Statistical analyses
Information on replication, statistical tests and presentation are given in the respective figure legends. GraphPad Prism 8 and Microsoft Excel were used to perform the indicated tests. Differences in all comparisons were considered significant if the obtained P values were less than 0.05.
DATA AVAILABILITY
RNAseq and RRBS raw sequencing read files were deposited onto sequencing read archive (SRA) with accession number PRJNA515359. Data that support the findings of this study are available from corresponding author upon reasonable request.
AUTHOR CONTRIBUTIONS
A.T., C.H., and A.C. conceived and designed the study. A.T., N.J., M.D., A.R. performed the experiments.

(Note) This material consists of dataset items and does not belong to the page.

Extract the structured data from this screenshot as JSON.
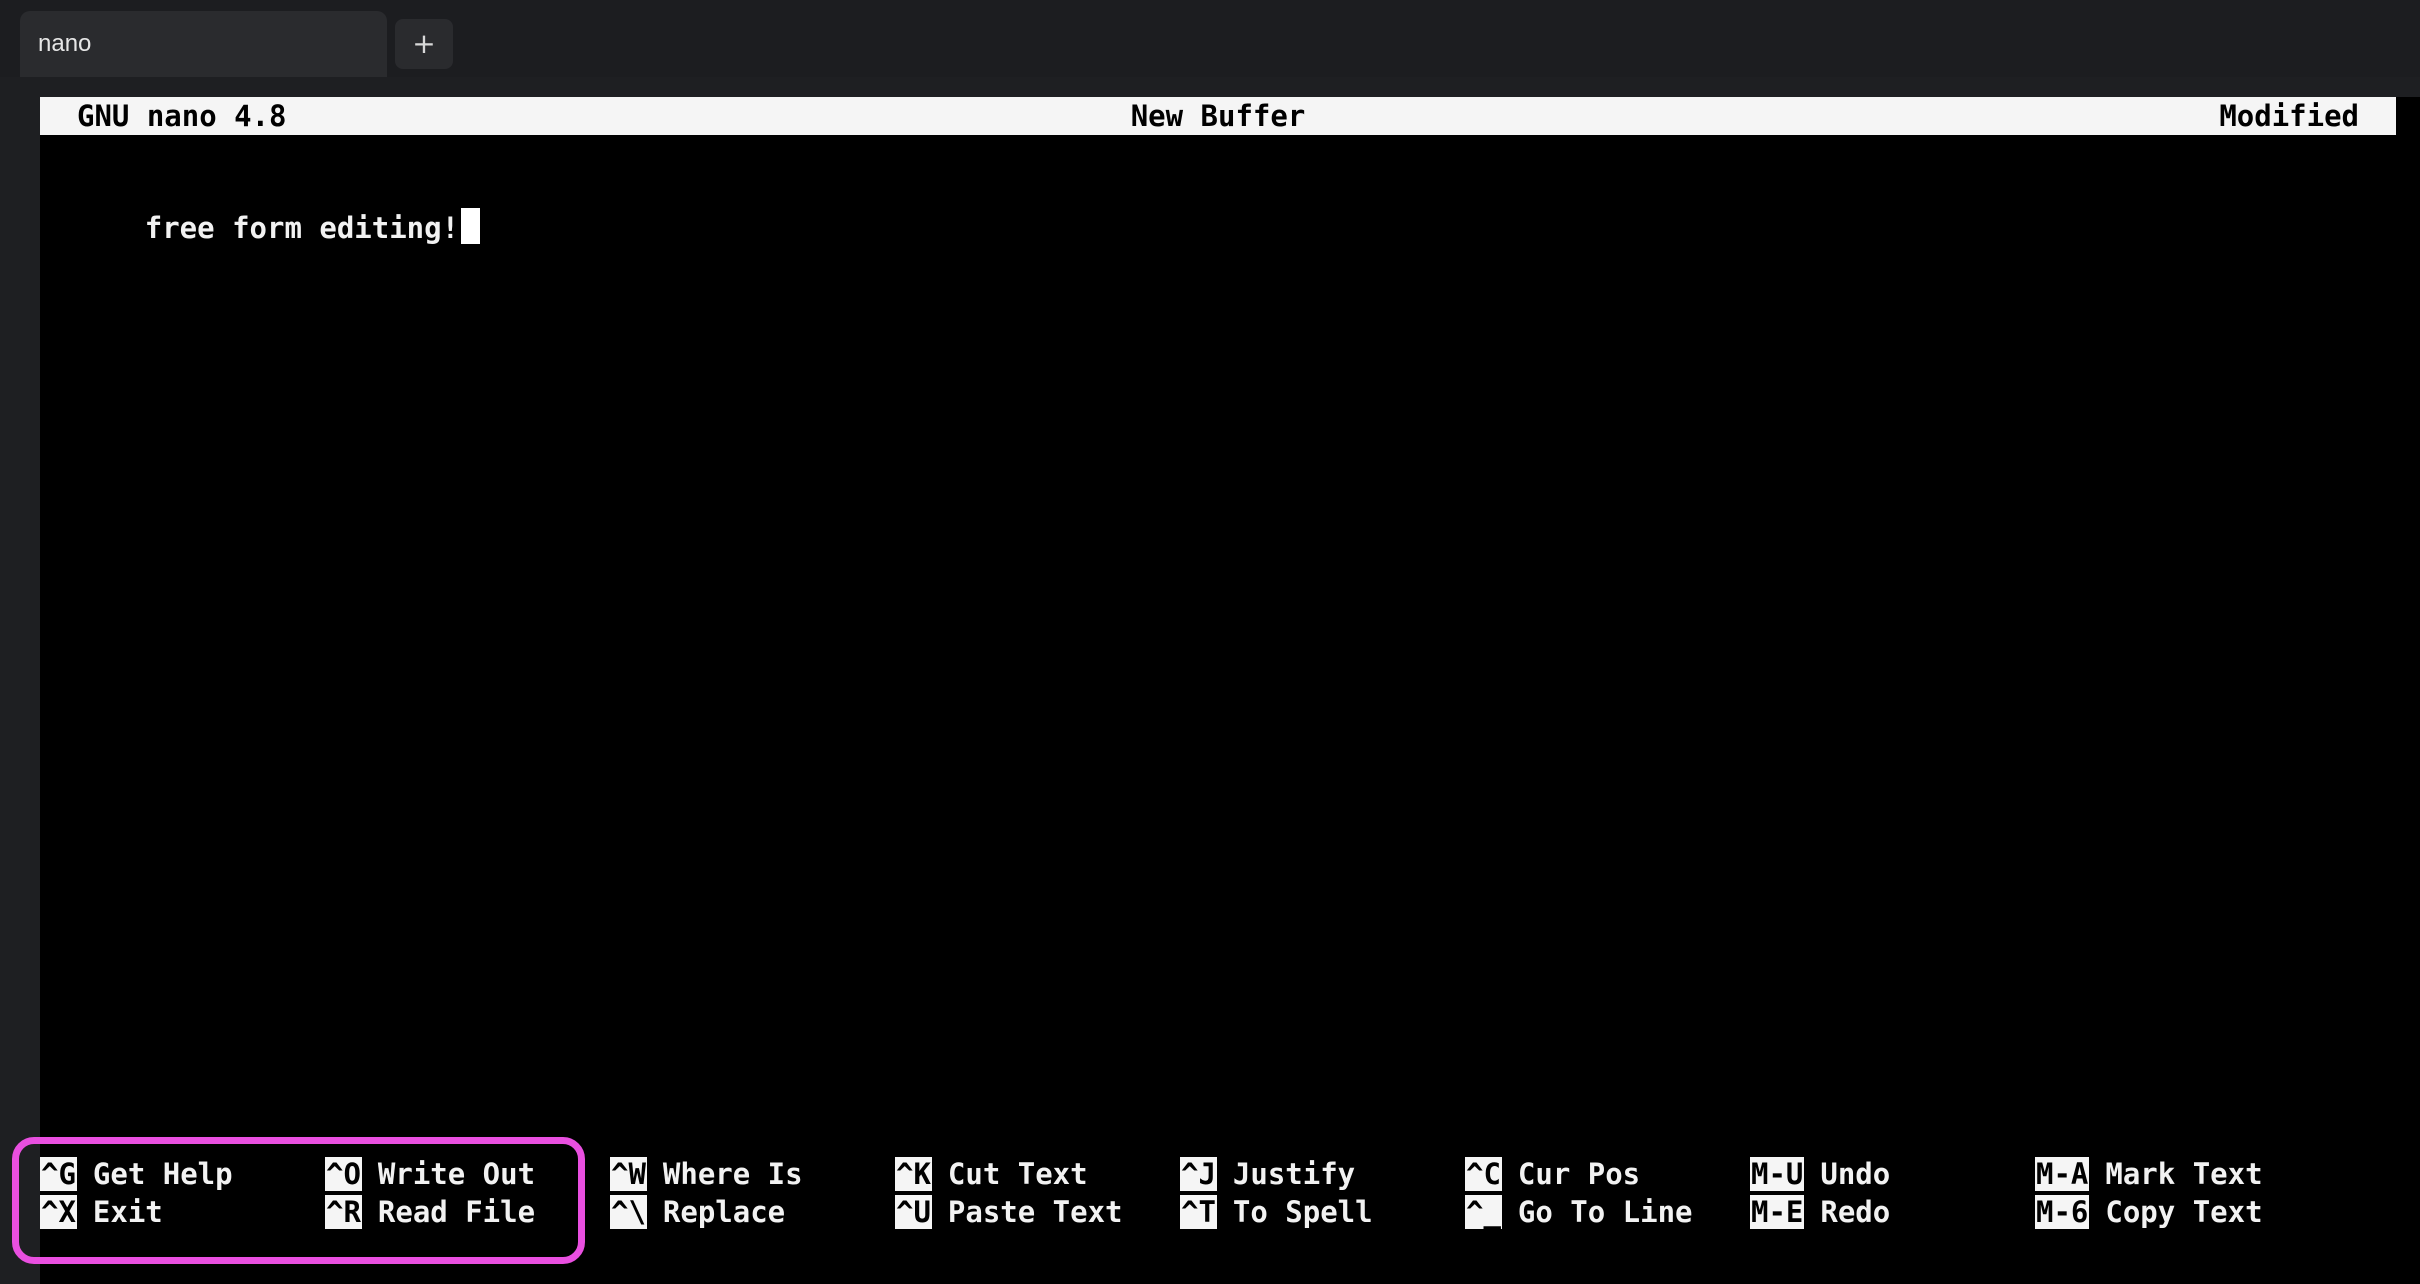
{
  "tabs": [
    {
      "label": "nano"
    }
  ],
  "new_tab_label": "+",
  "nano": {
    "version": "GNU nano 4.8",
    "buffer_name": "New Buffer",
    "status": "Modified",
    "content": "free form editing!",
    "shortcuts": [
      {
        "key": "^G",
        "label": "Get Help"
      },
      {
        "key": "^O",
        "label": "Write Out"
      },
      {
        "key": "^W",
        "label": "Where Is"
      },
      {
        "key": "^K",
        "label": "Cut Text"
      },
      {
        "key": "^J",
        "label": "Justify"
      },
      {
        "key": "^C",
        "label": "Cur Pos"
      },
      {
        "key": "M-U",
        "label": "Undo"
      },
      {
        "key": "M-A",
        "label": "Mark Text"
      },
      {
        "key": "^X",
        "label": "Exit"
      },
      {
        "key": "^R",
        "label": "Read File"
      },
      {
        "key": "^\\",
        "label": "Replace"
      },
      {
        "key": "^U",
        "label": "Paste Text"
      },
      {
        "key": "^T",
        "label": "To Spell"
      },
      {
        "key": "^_",
        "label": "Go To Line"
      },
      {
        "key": "M-E",
        "label": "Redo"
      },
      {
        "key": "M-6",
        "label": "Copy Text"
      }
    ]
  },
  "colors": {
    "highlight": "#e94fe0"
  }
}
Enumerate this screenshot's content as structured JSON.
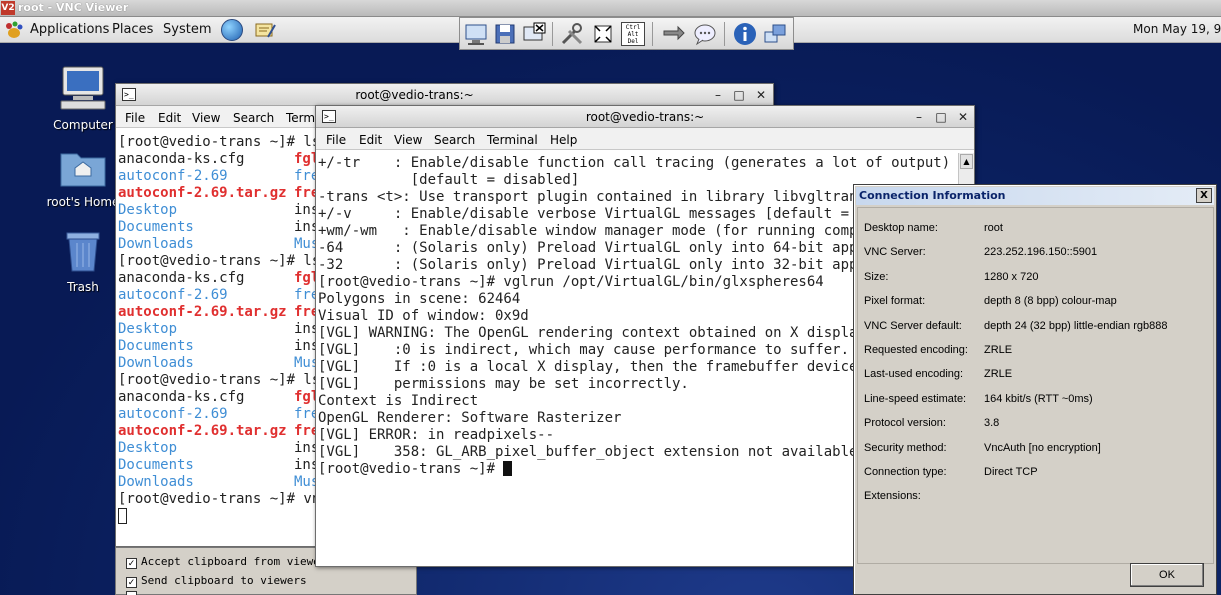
{
  "vnc": {
    "title": "root - VNC Viewer",
    "logo": "V2"
  },
  "panel": {
    "menus": [
      "Applications",
      "Places",
      "System"
    ],
    "clock": "Mon May 19,  9"
  },
  "toolbar": {
    "icons": [
      "options-icon",
      "save-icon",
      "close-connection-icon",
      "settings-icon",
      "fullscreen-icon",
      "ctrl-alt-del-icon",
      "transfer-icon",
      "chat-icon",
      "info-icon",
      "switch-icon"
    ],
    "ctrl_alt_del": "Ctrl Alt Del"
  },
  "desktop": {
    "icons": [
      {
        "label": "Computer"
      },
      {
        "label": "root's Home"
      },
      {
        "label": "Trash"
      }
    ]
  },
  "term_back": {
    "title": "root@vedio-trans:~",
    "menu": [
      "File",
      "Edit",
      "View",
      "Search",
      "Term"
    ],
    "lines": [
      [
        {
          "t": "[root@vedio-trans ~]# ls",
          "c": ""
        },
        {
          "t": "",
          "c": ""
        }
      ],
      [
        {
          "t": "anaconda-ks.cfg",
          "c": ""
        },
        {
          "t": "fgl",
          "c": "red"
        }
      ],
      [
        {
          "t": "autoconf-2.69",
          "c": "blue"
        },
        {
          "t": "fre",
          "c": "blue"
        }
      ],
      [
        {
          "t": "autoconf-2.69.tar.gz",
          "c": "red"
        },
        {
          "t": "fre",
          "c": "red"
        }
      ],
      [
        {
          "t": "Desktop",
          "c": "blue"
        },
        {
          "t": "ins",
          "c": ""
        }
      ],
      [
        {
          "t": "Documents",
          "c": "blue"
        },
        {
          "t": "ins",
          "c": ""
        }
      ],
      [
        {
          "t": "Downloads",
          "c": "blue"
        },
        {
          "t": "Mus",
          "c": "blue"
        }
      ],
      [
        {
          "t": "[root@vedio-trans ~]# ls",
          "c": ""
        },
        {
          "t": "",
          "c": ""
        }
      ],
      [
        {
          "t": "anaconda-ks.cfg",
          "c": ""
        },
        {
          "t": "fgl",
          "c": "red"
        }
      ],
      [
        {
          "t": "autoconf-2.69",
          "c": "blue"
        },
        {
          "t": "fre",
          "c": "blue"
        }
      ],
      [
        {
          "t": "autoconf-2.69.tar.gz",
          "c": "red"
        },
        {
          "t": "fre",
          "c": "red"
        }
      ],
      [
        {
          "t": "Desktop",
          "c": "blue"
        },
        {
          "t": "ins",
          "c": ""
        }
      ],
      [
        {
          "t": "Documents",
          "c": "blue"
        },
        {
          "t": "ins",
          "c": ""
        }
      ],
      [
        {
          "t": "Downloads",
          "c": "blue"
        },
        {
          "t": "Mus",
          "c": "blue"
        }
      ],
      [
        {
          "t": "[root@vedio-trans ~]# ls",
          "c": ""
        },
        {
          "t": "",
          "c": ""
        }
      ],
      [
        {
          "t": "anaconda-ks.cfg",
          "c": ""
        },
        {
          "t": "fgl",
          "c": "red"
        }
      ],
      [
        {
          "t": "autoconf-2.69",
          "c": "blue"
        },
        {
          "t": "fre",
          "c": "blue"
        }
      ],
      [
        {
          "t": "autoconf-2.69.tar.gz",
          "c": "red"
        },
        {
          "t": "fre",
          "c": "red"
        }
      ],
      [
        {
          "t": "Desktop",
          "c": "blue"
        },
        {
          "t": "ins",
          "c": ""
        }
      ],
      [
        {
          "t": "Documents",
          "c": "blue"
        },
        {
          "t": "ins",
          "c": ""
        }
      ],
      [
        {
          "t": "Downloads",
          "c": "blue"
        },
        {
          "t": "Mus",
          "c": "blue"
        }
      ],
      [
        {
          "t": "[root@vedio-trans ~]# vnc",
          "c": ""
        },
        {
          "t": "",
          "c": ""
        }
      ]
    ]
  },
  "term_front": {
    "title": "root@vedio-trans:~",
    "menu": [
      "File",
      "Edit",
      "View",
      "Search",
      "Terminal",
      "Help"
    ],
    "lines": [
      "+/-tr    : Enable/disable function call tracing (generates a lot of output)",
      "           [default = disabled]",
      "",
      "-trans <t>: Use transport plugin contained in library libvgltrans_<",
      "",
      "+/-v     : Enable/disable verbose VirtualGL messages [default = di",
      "",
      "+wm/-wm   : Enable/disable window manager mode (for running compiz,",
      "",
      "-64      : (Solaris only) Preload VirtualGL only into 64-bit apps",
      "-32      : (Solaris only) Preload VirtualGL only into 32-bit apps",
      "",
      "[root@vedio-trans ~]# vglrun /opt/VirtualGL/bin/glxspheres64",
      "Polygons in scene: 62464",
      "Visual ID of window: 0x9d",
      "[VGL] WARNING: The OpenGL rendering context obtained on X display",
      "[VGL]    :0 is indirect, which may cause performance to suffer.",
      "[VGL]    If :0 is a local X display, then the framebuffer device",
      "[VGL]    permissions may be set incorrectly.",
      "Context is Indirect",
      "OpenGL Renderer: Software Rasterizer",
      "[VGL] ERROR: in readpixels--",
      "[VGL]    358: GL_ARB_pixel_buffer_object extension not available",
      "[root@vedio-trans ~]# "
    ]
  },
  "clipboard": {
    "accept": "Accept clipboard from viewers",
    "send": "Send clipboard to viewers"
  },
  "conn_info": {
    "title": "Connection Information",
    "close": "X",
    "rows": [
      {
        "k": "Desktop name:",
        "v": "root"
      },
      {
        "k": "VNC Server:",
        "v": "223.252.196.150::5901"
      },
      {
        "k": "Size:",
        "v": "1280 x 720"
      },
      {
        "k": "Pixel format:",
        "v": "depth 8 (8 bpp) colour-map"
      },
      {
        "k": "VNC Server default:",
        "v": "depth 24 (32 bpp) little-endian rgb888"
      },
      {
        "k": "Requested encoding:",
        "v": "ZRLE"
      },
      {
        "k": "Last-used encoding:",
        "v": "ZRLE"
      },
      {
        "k": "Line-speed estimate:",
        "v": "164 kbit/s (RTT ~0ms)"
      },
      {
        "k": "Protocol version:",
        "v": "3.8"
      },
      {
        "k": "Security method:",
        "v": "VncAuth [no encryption]"
      },
      {
        "k": "Connection type:",
        "v": "Direct TCP"
      },
      {
        "k": "Extensions:",
        "v": ""
      }
    ],
    "ok": "OK"
  },
  "colors": {
    "term_blue": "#3f8ed5",
    "term_red": "#e03030",
    "desktop_bg": "#0a1a5c"
  }
}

W.R. and S.L. analyzed RRBS data. A.T., C.H., and A.C. analyzed data and wrote the manuscripts.
COMPETING INTERESTS
The authors declare no competing interests.
ACKNOWLEDGEMENT
This work has been supported by the Jackson Laboratory internal grants (to A.C.), National Human Genome Research Institute 1R01HG009900 (to A. C) and National Cancer Institute P30CA034196 (to A. C), Leukemia Research Foundation New Investigator Grant (to S.L.), The Jackson Laboratory Director’s Innovation fund 19000-17-31 (to S.L.), The Jackson Laboratory Cancer Center New Investigator Award (to S.L.), and National Cancer Institute of the National Institutes of Health P30CA034196 (to S.L.), and the National Institutes of Health grant CA115783 (to C.D.H.).